Dutch harpsichordist, early keyboard instrument performer and conductor

Bob van Asperen (born 8 October 1947, in Amsterdam) is a Dutch harpsichordist, early keyboard instrument performer and conductor. He graduated in 1971 from the Amsterdam Conservatory, where he studied the harpsichord with Gustav Leonhardt and the pipe organ with Albert de Klerk. Since then he has been performing extensively in Europe and the rest of the world as a soloist and accompanist/conductor.

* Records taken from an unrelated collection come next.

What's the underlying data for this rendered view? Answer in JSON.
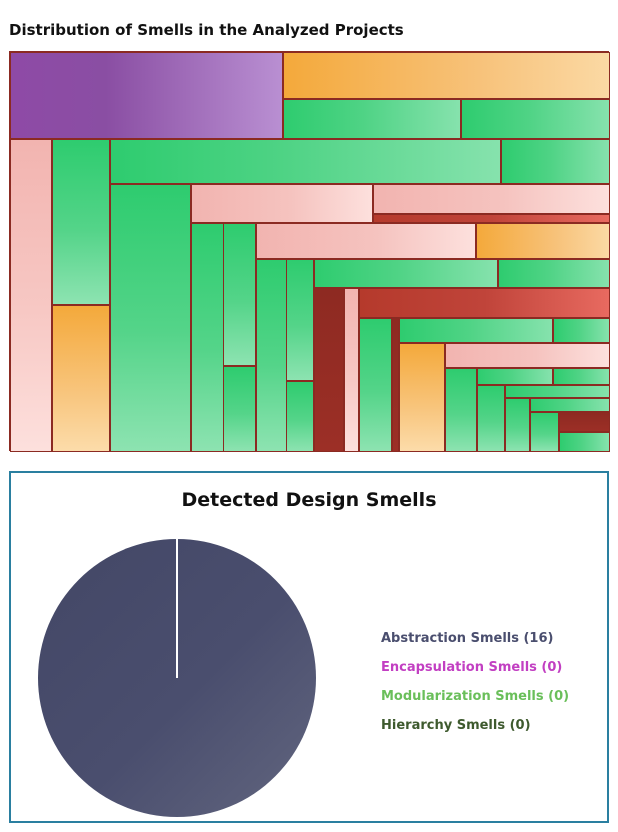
{
  "treemap": {
    "title": "Distribution of Smells in the Analyzed Projects"
  },
  "pie": {
    "title": "Detected Design Smells"
  },
  "chart_data": [
    {
      "type": "treemap",
      "title": "Distribution of Smells in the Analyzed Projects",
      "legend": "none",
      "cells": [
        {
          "color": "purple",
          "value": 0.136
        },
        {
          "color": "orange",
          "value": 0.066
        },
        {
          "color": "green",
          "value": 0.038
        },
        {
          "color": "green",
          "value": 0.031
        },
        {
          "color": "pink",
          "value": 0.054
        },
        {
          "color": "green",
          "value": 0.045
        },
        {
          "color": "orange",
          "value": 0.04
        },
        {
          "color": "green",
          "value": 0.065
        },
        {
          "color": "green",
          "value": 0.018
        },
        {
          "color": "green",
          "value": 0.044
        },
        {
          "color": "pink",
          "value": 0.031
        },
        {
          "color": "pink",
          "value": 0.029
        },
        {
          "color": "red",
          "value": 0.006
        },
        {
          "color": "green",
          "value": 0.018
        },
        {
          "color": "green",
          "value": 0.012
        },
        {
          "color": "green",
          "value": 0.007
        },
        {
          "color": "pink",
          "value": 0.024
        },
        {
          "color": "orange",
          "value": 0.011
        },
        {
          "color": "green",
          "value": 0.016
        },
        {
          "color": "green",
          "value": 0.009
        },
        {
          "color": "green",
          "value": 0.016
        },
        {
          "color": "green",
          "value": 0.01
        },
        {
          "color": "green",
          "value": 0.012
        },
        {
          "color": "darkred",
          "value": 0.011
        },
        {
          "color": "pink",
          "value": 0.005
        },
        {
          "color": "red",
          "value": 0.018
        },
        {
          "color": "green",
          "value": 0.012
        },
        {
          "color": "darkred",
          "value": 0.002
        },
        {
          "color": "green",
          "value": 0.007
        },
        {
          "color": "green",
          "value": 0.004
        },
        {
          "color": "orange",
          "value": 0.008
        },
        {
          "color": "pink",
          "value": 0.012
        },
        {
          "color": "green",
          "value": 0.006
        },
        {
          "color": "green",
          "value": 0.005
        },
        {
          "color": "green",
          "value": 0.002
        },
        {
          "color": "green",
          "value": 0.005
        },
        {
          "color": "green",
          "value": 0.003
        },
        {
          "color": "green",
          "value": 0.004
        },
        {
          "color": "green",
          "value": 0.003
        },
        {
          "color": "green",
          "value": 0.002
        },
        {
          "color": "darkred",
          "value": 0.002
        },
        {
          "color": "green",
          "value": 0.002
        }
      ]
    },
    {
      "type": "pie",
      "title": "Detected Design Smells",
      "legend": "right",
      "slices": [
        {
          "label": "Abstraction Smells (16)",
          "value": 16,
          "color": "#4a4e6e"
        },
        {
          "label": "Encapsulation Smells (0)",
          "value": 0,
          "color": "#c23fc2"
        },
        {
          "label": "Modularization Smells (0)",
          "value": 0,
          "color": "#6abf5a"
        },
        {
          "label": "Hierarchy Smells (0)",
          "value": 0,
          "color": "#3e5a2e"
        }
      ]
    }
  ]
}
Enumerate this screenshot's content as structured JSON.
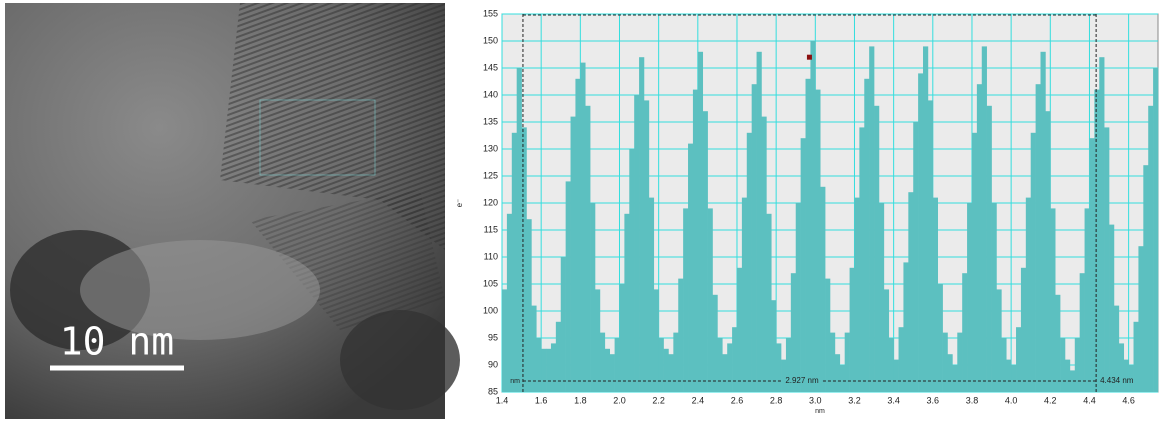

In addition to his live performances, he has recorded repeatedly for several labels, including Sony, EMI, Teldec, Virgin, and Deutsche Harmonia Mundi, specialising in the keyboard repertoire of the 16th - 18th centuries, such as the harpsichord works of Froberger, J. S. Bach, and Handel. One of the most important discography projects he has undertaken is the complete keyboard works of C.P.E. Bach and also the complete sonatas of Catalan composer Antonio Soler (Astrée, 1992). Various other projects are under way, while many of his recordings have been awarded numerous prizes, such as the Preis der Deutschen Schallplattenkritik and the Diapason d'Or.

Bob van Asperen has taught at the Royal Conservatory of The Hague and the Amsterdam Conservatory and for the past thirty years he has given master-classes in Europe, USA and elsewhere. In addition to his teaching activities, he has contributed as a musicologist and editor of several modern editions of works by J. S. Bach and Jan Pieterszoon Sweelinck, as well as other early Dutch composers.